Ülkemiz standartlarında herkes sevdiği işi yapamıyor maalesef. Yaşayacaksın bu hayatı diye naralar atan nesil değiliz artık. Hep sanki; bir koştura koştura eğitim, hatta öğretim! Çünkü eğitilemiyoruz. Gerçi öğretilemiyoruz da. Öğrenmeye de çok açık değiliz artık. Ne de olsa akşamdan girmişiz sosyal medyaya okumuşuz bir şeyler. Aman kıyısından köşesinden biliyoruz işte, azıcık işte kekeleyebilecek kadar. Aman yeter ne olacak ki? karşınızdaki de sizi dinlemiyor ne de olsa, kendi söyleyeceklerini içinden geçiriyor. Ezbere ezber bozduran bir zamandayız. Tek düşüncem uzun zamandır şu gençler, güzelim körpecik çocuklar. 

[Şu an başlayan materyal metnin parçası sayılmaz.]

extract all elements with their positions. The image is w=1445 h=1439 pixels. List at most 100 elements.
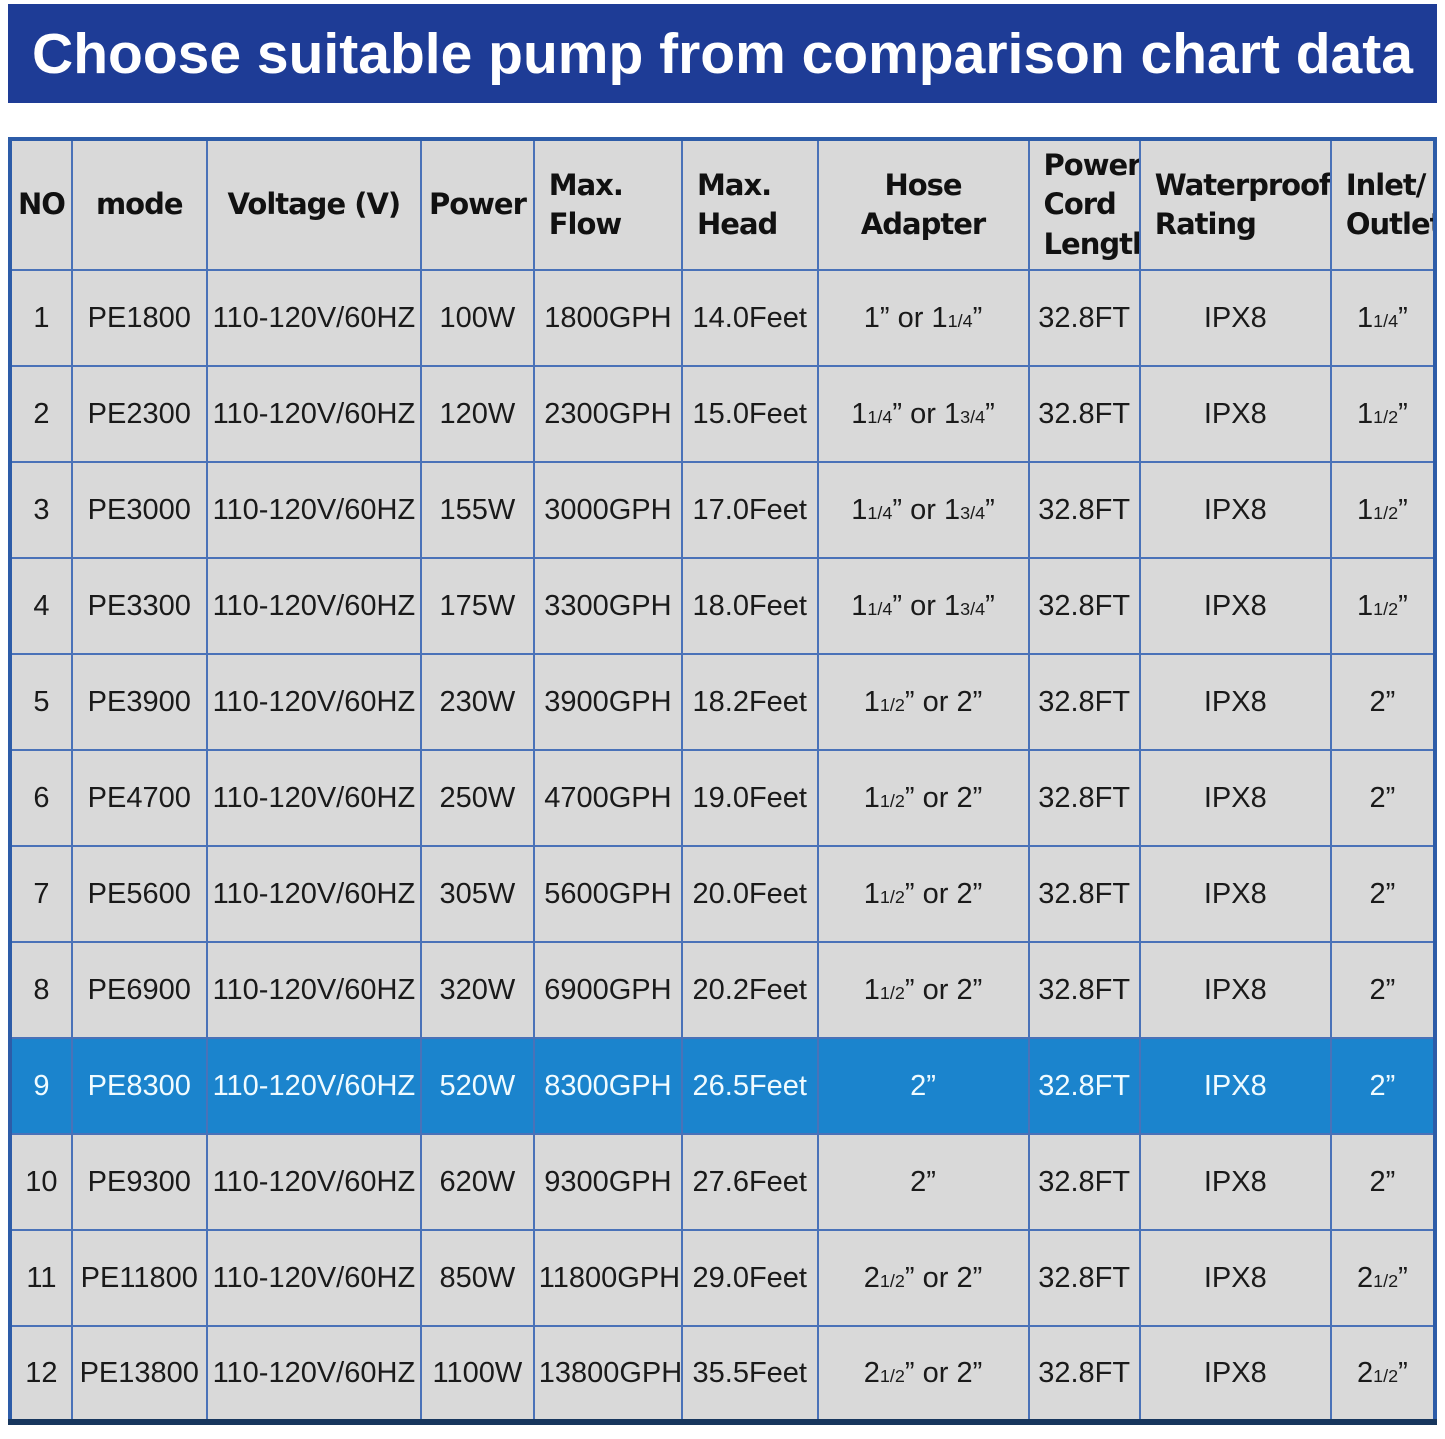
table-body: 1 PE1800 110-120V/60HZ 100W 1800GPH 14.0Feet 1… — [9, 269, 1437, 1423]
cell-power: 230W — [420, 653, 535, 751]
table-row-7: 7 PE5600 110-120V/60HZ 305W 5600GPH 20.0Feet 1… — [9, 845, 1437, 943]
cell-no: 4 — [9, 557, 73, 655]
column-header-waterproof: Waterproof Rating — [1138, 138, 1332, 271]
cell-voltage: 110-120V/60HZ — [205, 461, 423, 559]
cell-waterproof: IPX8 — [1138, 1325, 1332, 1423]
cell-no: 8 — [9, 941, 73, 1039]
cell-max_flow: 2300GPH — [532, 365, 684, 463]
cell-power: 155W — [420, 461, 535, 559]
cell-waterproof: IPX8 — [1138, 365, 1332, 463]
cell-hose_adapter: 1” or 11/4” — [816, 269, 1030, 367]
cell-mode: PE3900 — [70, 653, 208, 751]
cell-mode: PE9300 — [70, 1133, 208, 1231]
cell-max_flow: 3900GPH — [532, 653, 684, 751]
fraction-text: 3/4 — [960, 502, 986, 523]
fraction-text: 1/2 — [1373, 598, 1399, 619]
cell-hose_adapter: 11/4” or 13/4” — [816, 461, 1030, 559]
cell-max_head: 14.0Feet — [681, 269, 819, 367]
fraction-text: 3/4 — [960, 598, 986, 619]
cell-hose_adapter: 11/2” or 2” — [816, 845, 1030, 943]
cell-no: 2 — [9, 365, 73, 463]
cell-max_flow: 8300GPH — [532, 1037, 684, 1135]
cell-power: 175W — [420, 557, 535, 655]
cell-hose_adapter: 21/2” or 2” — [816, 1325, 1030, 1423]
cell-cord_length: 32.8FT — [1027, 1229, 1141, 1327]
cell-voltage: 110-120V/60HZ — [205, 653, 423, 751]
cell-cord_length: 32.8FT — [1027, 1325, 1141, 1423]
cell-no: 5 — [9, 653, 73, 751]
cell-mode: PE11800 — [70, 1229, 208, 1327]
cell-cord_length: 32.8FT — [1027, 845, 1141, 943]
cell-cord_length: 32.8FT — [1027, 941, 1141, 1039]
fraction-text: 1/4 — [867, 406, 893, 427]
cell-cord_length: 32.8FT — [1027, 1133, 1141, 1231]
table-row-8: 8 PE6900 110-120V/60HZ 320W 6900GPH 20.2Feet 1… — [9, 941, 1437, 1039]
cell-mode: PE3300 — [70, 557, 208, 655]
cell-voltage: 110-120V/60HZ — [205, 1037, 423, 1135]
fraction-text: 1/2 — [1373, 502, 1399, 523]
cell-mode: PE6900 — [70, 941, 208, 1039]
cell-hose_adapter: 21/2” or 2” — [816, 1229, 1030, 1327]
cell-no: 11 — [9, 1229, 73, 1327]
column-header-no: NO — [9, 138, 73, 271]
cell-max_head: 29.0Feet — [681, 1229, 819, 1327]
cell-max_head: 18.2Feet — [681, 653, 819, 751]
fraction-text: 1/2 — [879, 1270, 905, 1291]
cell-voltage: 110-120V/60HZ — [205, 557, 423, 655]
cell-power: 100W — [420, 269, 535, 367]
cell-power: 1100W — [420, 1325, 535, 1423]
cell-max_flow: 3300GPH — [532, 557, 684, 655]
fraction-text: 1/2 — [879, 886, 905, 907]
cell-max_head: 20.2Feet — [681, 941, 819, 1039]
cell-waterproof: IPX8 — [1138, 461, 1332, 559]
cell-max_head: 27.6Feet — [681, 1133, 819, 1231]
column-header-inlet_outlet: Inlet/ Outlet — [1329, 138, 1437, 271]
cell-cord_length: 32.8FT — [1027, 1037, 1141, 1135]
cell-cord_length: 32.8FT — [1027, 365, 1141, 463]
cell-waterproof: IPX8 — [1138, 845, 1332, 943]
fraction-text: 1/2 — [879, 790, 905, 811]
cell-power: 850W — [420, 1229, 535, 1327]
cell-max_head: 15.0Feet — [681, 365, 819, 463]
cell-max_flow: 9300GPH — [532, 1133, 684, 1231]
cell-voltage: 110-120V/60HZ — [205, 845, 423, 943]
cell-max_flow: 6900GPH — [532, 941, 684, 1039]
header-row: NO mode Voltage (V) Power Max. Flow Max. Head… — [9, 138, 1437, 271]
cell-no: 7 — [9, 845, 73, 943]
cell-max_flow: 5600GPH — [532, 845, 684, 943]
cell-no: 1 — [9, 269, 73, 367]
cell-cord_length: 32.8FT — [1027, 269, 1141, 367]
cell-no: 9 — [9, 1037, 73, 1135]
column-header-mode: mode — [70, 138, 208, 271]
cell-voltage: 110-120V/60HZ — [205, 365, 423, 463]
cell-max_flow: 11800GPH — [532, 1229, 684, 1327]
cell-voltage: 110-120V/60HZ — [205, 269, 423, 367]
cell-inlet_outlet: 2” — [1329, 749, 1437, 847]
cell-voltage: 110-120V/60HZ — [205, 1133, 423, 1231]
table-row-12: 12 PE13800 110-120V/60HZ 1100W 13800GPH 35.5F… — [9, 1325, 1437, 1423]
cell-max_flow: 4700GPH — [532, 749, 684, 847]
cell-mode: PE13800 — [70, 1325, 208, 1423]
cell-inlet_outlet: 2” — [1329, 653, 1437, 751]
cell-inlet_outlet: 2” — [1329, 1133, 1437, 1231]
cell-hose_adapter: 11/2” or 2” — [816, 653, 1030, 751]
cell-power: 620W — [420, 1133, 535, 1231]
cell-max_flow: 3000GPH — [532, 461, 684, 559]
cell-mode: PE1800 — [70, 269, 208, 367]
cell-cord_length: 32.8FT — [1027, 749, 1141, 847]
cell-max_head: 19.0Feet — [681, 749, 819, 847]
fraction-text: 1/2 — [879, 1365, 905, 1386]
cell-max_head: 17.0Feet — [681, 461, 819, 559]
cell-no: 12 — [9, 1325, 73, 1423]
cell-voltage: 110-120V/60HZ — [205, 749, 423, 847]
cell-cord_length: 32.8FT — [1027, 653, 1141, 751]
cell-inlet_outlet: 11/4” — [1329, 269, 1437, 367]
column-header-voltage: Voltage (V) — [205, 138, 423, 271]
cell-hose_adapter: 2” — [816, 1133, 1030, 1231]
page-title: Choose suitable pump from comparison cha… — [8, 4, 1437, 103]
cell-inlet_outlet: 11/2” — [1329, 461, 1437, 559]
fraction-text: 1/4 — [1373, 310, 1399, 331]
cell-waterproof: IPX8 — [1138, 1229, 1332, 1327]
cell-mode: PE8300 — [70, 1037, 208, 1135]
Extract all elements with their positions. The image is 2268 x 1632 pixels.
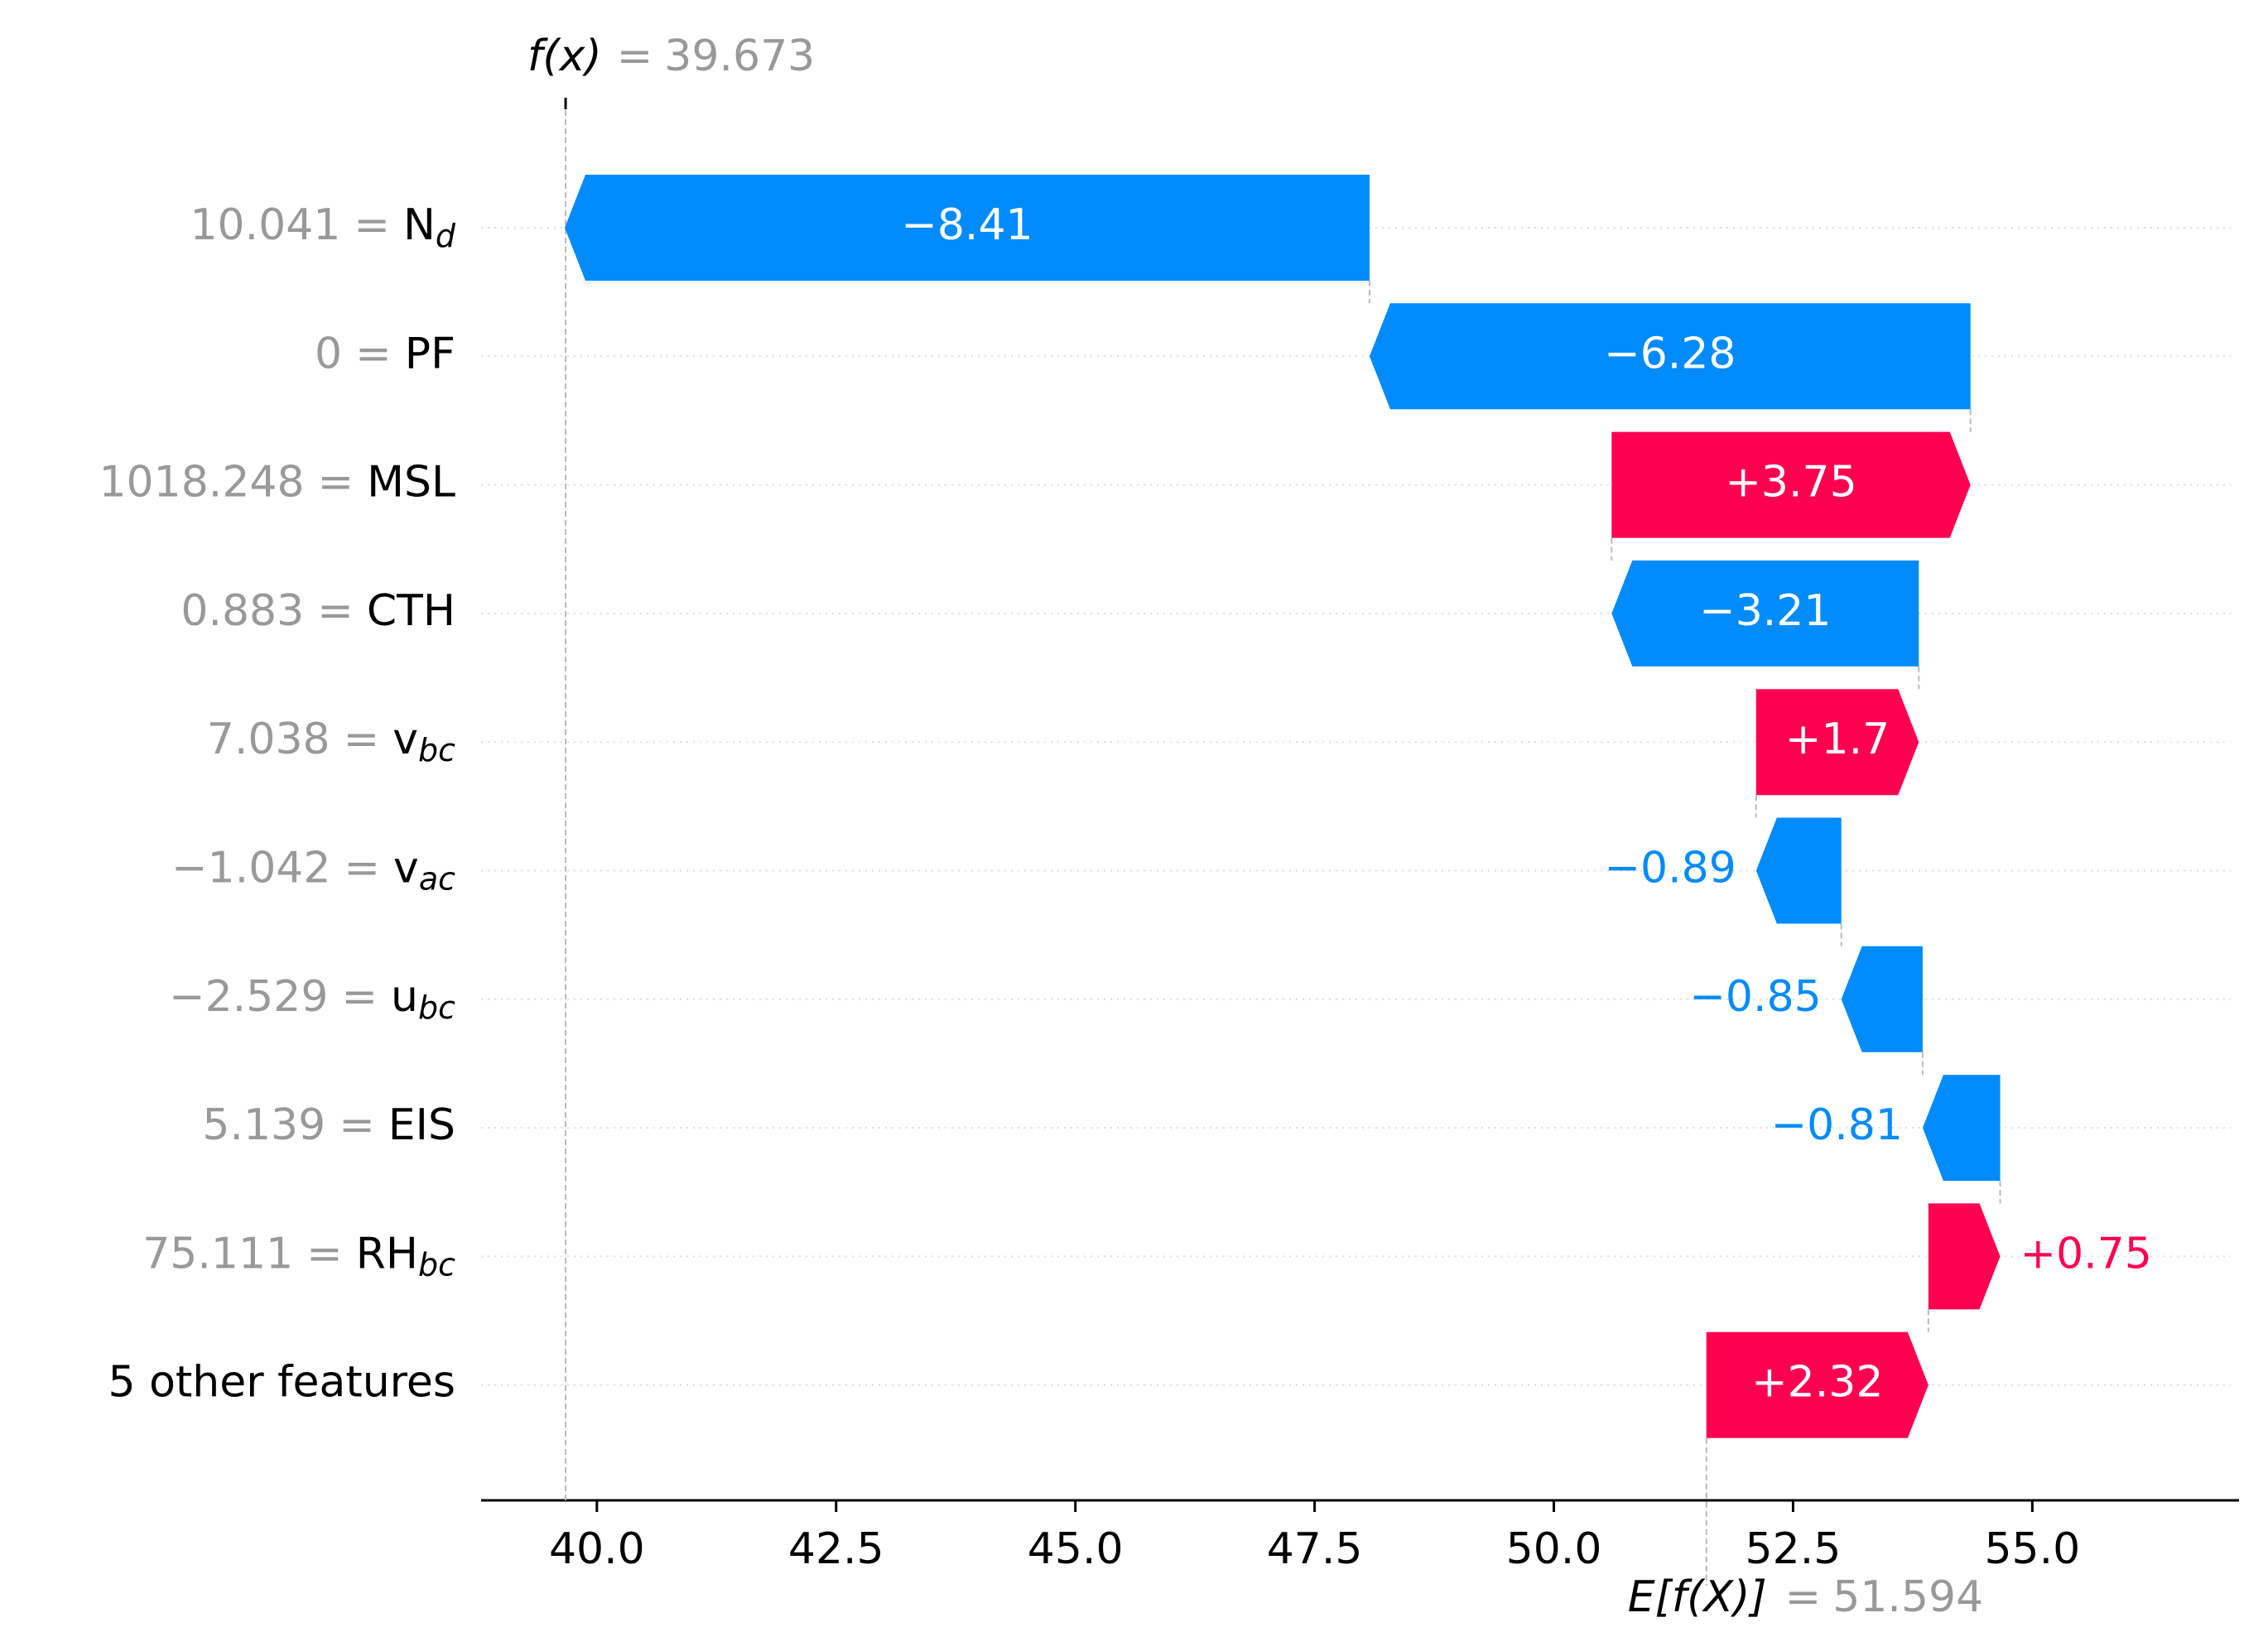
feature-separator: =	[355, 329, 392, 378]
feature-value: 1018.248	[99, 458, 304, 508]
base-label: E[f(X)] = 51.594	[1628, 1572, 1983, 1622]
feature-label: 0.883 = CTH	[181, 586, 455, 636]
bar	[1755, 689, 1919, 796]
feature-value: 5.139	[202, 1100, 325, 1150]
feature-separator: =	[344, 715, 380, 764]
feature-separator: =	[306, 1229, 343, 1278]
feature-label: 75.111 = RHbc	[142, 1229, 455, 1283]
bar	[1922, 1075, 2001, 1182]
base-value: 51.594	[1832, 1572, 1983, 1622]
feature-label: 5.139 = EIS	[202, 1100, 455, 1150]
feature-name: 5 other features	[108, 1358, 455, 1408]
bar	[1611, 431, 1971, 538]
value-label: +3.75	[1725, 458, 1856, 508]
feature-label: −1.042 = vac	[171, 844, 455, 898]
bar	[565, 175, 1370, 281]
feature-value: 0.883	[181, 586, 304, 636]
feature-value: 7.038	[207, 715, 330, 764]
value-label: −6.28	[1604, 329, 1736, 378]
feature-label: −2.529 = ubc	[169, 972, 455, 1026]
x-tick-label: 47.5	[1267, 1524, 1363, 1574]
feature-label: 0 = PF	[315, 329, 455, 378]
feature-label: 7.038 = vbc	[207, 715, 455, 768]
value-label: +0.75	[2020, 1229, 2152, 1278]
feature-label: 1018.248 = MSL	[99, 458, 455, 508]
value-label: +1.7	[1785, 715, 1890, 764]
feature-value: 10.041	[190, 200, 340, 250]
value-label: +2.32	[1751, 1358, 1883, 1408]
bar	[1755, 817, 1842, 924]
feature-name: v	[392, 715, 418, 764]
x-tick-label: 45.0	[1028, 1524, 1124, 1574]
x-tick-label: 40.0	[549, 1524, 645, 1574]
base-separator: =	[1785, 1572, 1822, 1622]
value-label: −0.85	[1689, 972, 1821, 1022]
x-tick-label: 50.0	[1506, 1524, 1602, 1574]
feature-name: v	[393, 844, 419, 893]
bar	[1369, 303, 1971, 410]
value-label: −0.89	[1604, 844, 1736, 893]
feature-subscript: bc	[418, 732, 455, 768]
feature-separator: =	[339, 1100, 375, 1150]
feature-separator: =	[317, 586, 354, 636]
bar	[1841, 946, 1923, 1052]
fx-separator: =	[617, 31, 653, 81]
feature-name: N	[403, 200, 436, 250]
feature-name: CTH	[367, 586, 455, 636]
feature-value: −1.042	[171, 844, 330, 893]
feature-name: u	[391, 972, 418, 1022]
feature-separator: =	[318, 458, 354, 508]
feature-name: EIS	[388, 1100, 455, 1150]
x-tick-label: 42.5	[788, 1524, 884, 1574]
feature-separator: =	[354, 200, 390, 250]
x-tick-label: 55.0	[1984, 1524, 2080, 1574]
base-label-name: E[f(X)]	[1628, 1572, 1767, 1622]
value-label: −8.41	[901, 200, 1033, 250]
feature-value: 75.111	[142, 1229, 293, 1278]
value-label: −0.81	[1771, 1100, 1903, 1150]
feature-separator: =	[341, 972, 378, 1022]
x-tick-label: 52.5	[1746, 1524, 1842, 1574]
bar	[1928, 1203, 2001, 1310]
fx-label-name: f(x)	[527, 31, 602, 81]
value-label: −3.21	[1699, 586, 1831, 636]
fx-label: f(x) = 39.673	[527, 31, 815, 81]
feature-name: PF	[405, 329, 455, 378]
feature-subscript: bc	[418, 1246, 455, 1283]
feature-value: −2.529	[169, 972, 328, 1022]
feature-subscript: bc	[418, 989, 455, 1025]
feature-subscript: d	[436, 218, 456, 254]
feature-label: 5 other features	[108, 1358, 455, 1408]
feature-subscript: ac	[419, 860, 455, 897]
feature-label: 10.041 = Nd	[190, 200, 455, 254]
bar	[1706, 1331, 1929, 1438]
feature-name: MSL	[367, 458, 455, 508]
feature-value: 0	[315, 329, 342, 378]
fx-value: 39.673	[664, 31, 815, 81]
bar	[1611, 560, 1919, 667]
feature-name: RH	[356, 1229, 418, 1278]
feature-separator: =	[344, 844, 380, 893]
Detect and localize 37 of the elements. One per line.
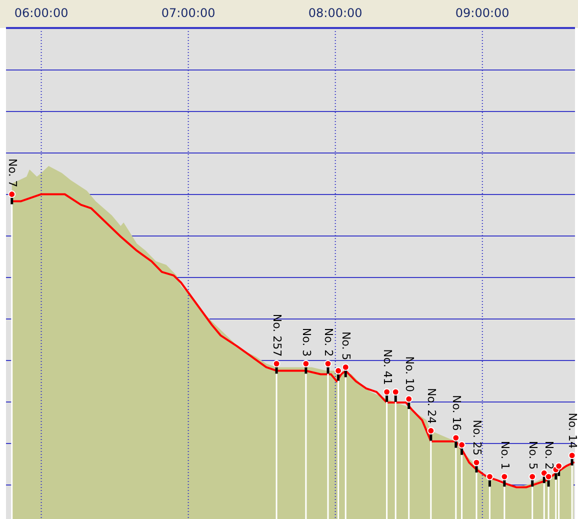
point xyxy=(324,360,332,368)
point xyxy=(272,360,280,368)
annotation: No. 41 xyxy=(380,349,394,385)
x-tick-label: 09:00:00 xyxy=(455,6,510,20)
point xyxy=(342,364,350,371)
point xyxy=(555,462,563,470)
x-tick-label: 07:00:00 xyxy=(161,6,216,20)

Dünyalarca ücret ödenen özel okullar. Sektörün içi biraz karışık. Ne de olsa bu da bir eğitim ticareti. Peki para vererek okuttuğumuz çocuklarımızdan neler bekliyoruz? En çok hangi sektör kazandırıyor oraya yöneliyor ya da çocuğumuzu oraya yönlendiriyoruz. Hep hayallerimizde mühendis olsun, doktor olsun, hatta son zamanlarda daha az yorulsun çok para kazansın. Sahi hangi meslek grubuydu o :) Peki içi ne denli dolu bu erbabların. Nerdeee yetenekler, eğilimler? Halbuki eğitim yavaş yavaş olur sindire sindire, seve seve. Ama eğitilecek kadar zamanı var mı hayatımızın o da yeni bir tartışma konusu şu günlerde. O kadar yaşayacak mıyız? Ya yolda yürürken başımıza taş düşerse. Misal geçen gün aracımla evime doğru yokuştan yukarı çıkıyorum; inşaatın yanından geçiyorum. İnşaat yokuşta ha! Dibinden geçiyorum işte. Üzerinde kocaman yazıyoooor yazıyor; tehlike üzerinize bir şey düşebilir. Hay Allah -Bak gördün mü yazdık olacak, düşse! Peki ne yapayım önlem olarak? Ben geçmeyeyim bari. Bir kaç gün farklı yol denedikten sonra ayak alışmış ya. Giriyorsun işte yine aynı yola. Başlıyor çarpıntı. Pıt pıt. Gözünün önünden hayatın film şeridi gibi geçiyor. 

Hani düşebilir, tehlikeli ya hani.. Tek gözünü kapatıp geçiyorsun. Hadi bugün de yırttık. Yani eğitimsiz bir inşaatçıya denk geldiniz mi vay halinize. Yahu onlar da güvenmiyor olacaklar ki yazmışlar işte kocaman. Güvenmeyin diyor yolunuzu değiştirin. Peki kime güvenelim? E, şimdi ben bu kadar güvensizlik içinde çocuğumun kendine göre keyifli bir meslek seçmesini de istiyorum. Sonra diyorum ki uyu yarın düşünürsün daha zamanın var! Güzel insan yetiştirelim yeter ki, huyu güzel, suyu güzel. Anladınız işte yahu siz. Ne demiş Theodore Roosevelt “Bir insanı ahlaken eğitmeden sadece zihnen eğitmek, topluma bir bela kazandırmak demektir. “Sonra geri dönüşü yok dostlar. -Hay Allah yumurtayı erken almışız ocaktan deyip te bir kereliğine rafadan olsun yeriz değil bu! En büyük derdimiz bu olsun yeter ki. Çocuğun aynısını bir daha yapamazsın, başa dönemezsin. Bu yüzden önce ahlak ve dahası yaşamak için değil, çalışmak için değil. Keyifle, bilinçli mutluluklar yaşayan, ahlaklı düşünebilen bir nesil.